Sometimes we were impatient to get onto the next stage and employed the sun to help with the drying process. Here is my print towards the end of it’s journey drying out on a sunny windowsill.
When we thought we were done Sue introduced bleach into the equation and, having used the right type of ink in the first place, it produced a lovely rust effect where it was applied.
Finally, it was time to make our prints into something – a four page (eight sided) booklet.
And we were all delighted with the results!
Mine is the one at the centre back.
I had a great time, learned many new techniques and will certainly be using some of them before the year is out.

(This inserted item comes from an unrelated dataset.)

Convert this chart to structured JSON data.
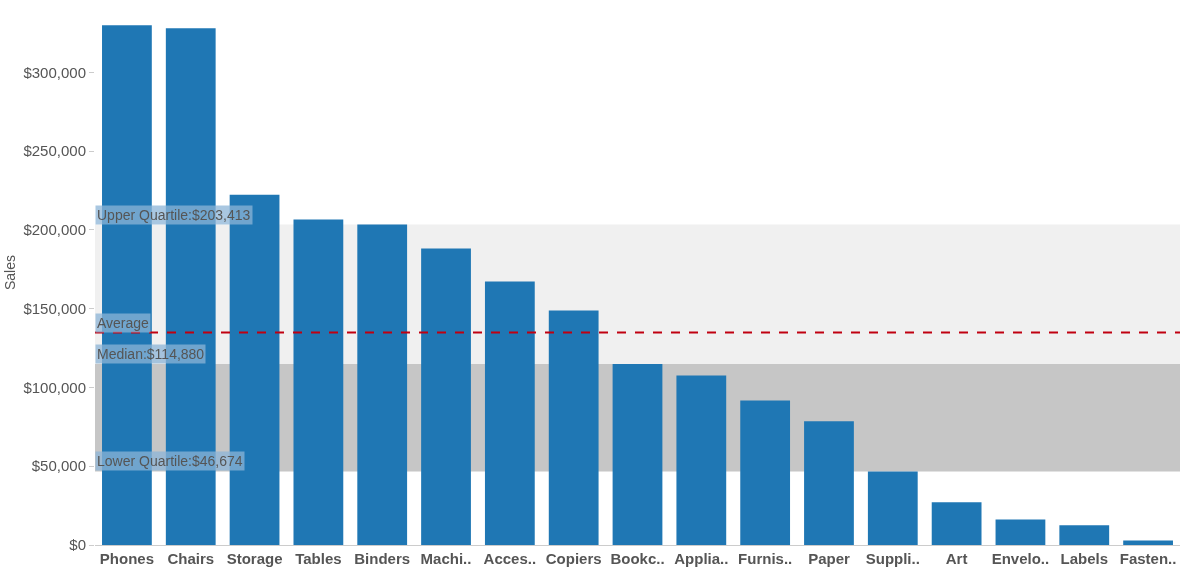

As I said before, Sue was a great teacher and if you’re in or around The Yard:ARTspace in Cheltenham try to get onto one of her printmaking courses and I’m sure you’ll have as much fun as I did. Her blog is great too!
Of course, the conference is not just about the workshops and there were some great talks this year.
The first of this year’s talks was by Elizabeth Jane Campbell, the Guild’s 2014 bursary winner and a graduate of Edinburgh College of Art’s BA(Hons) Jewellery and Silversmithing class of 2013. Her work combines ceramic, metal and enamel and she has pioneered a technique that involves the hand carving of ceramic before applying vitreous enamel. Her talk was lively, fun and very articulate describing the journey of her creative career.
Another talk was by gifted and renowned enameller, jeweller and silversmith Tamar de Vries Winter which was a very personal description of her work linking her own past and family in Jerusalem with a talk entitled Images of War and Peace talking about her peace badge project and her recent Memory Bowls.
Finally, we were treated to a master class by Gille Hoyte Byrom on painting enamel. It was a chance to get tips. It fired up a lot of people up have a g, though it also frightened some because of the skill she possessed which was particularly well illustrated by her group of Elizabethan inspired miniatures.
All in all, there was a lot of conversation, play and learning and it was certainly a weekend well spent.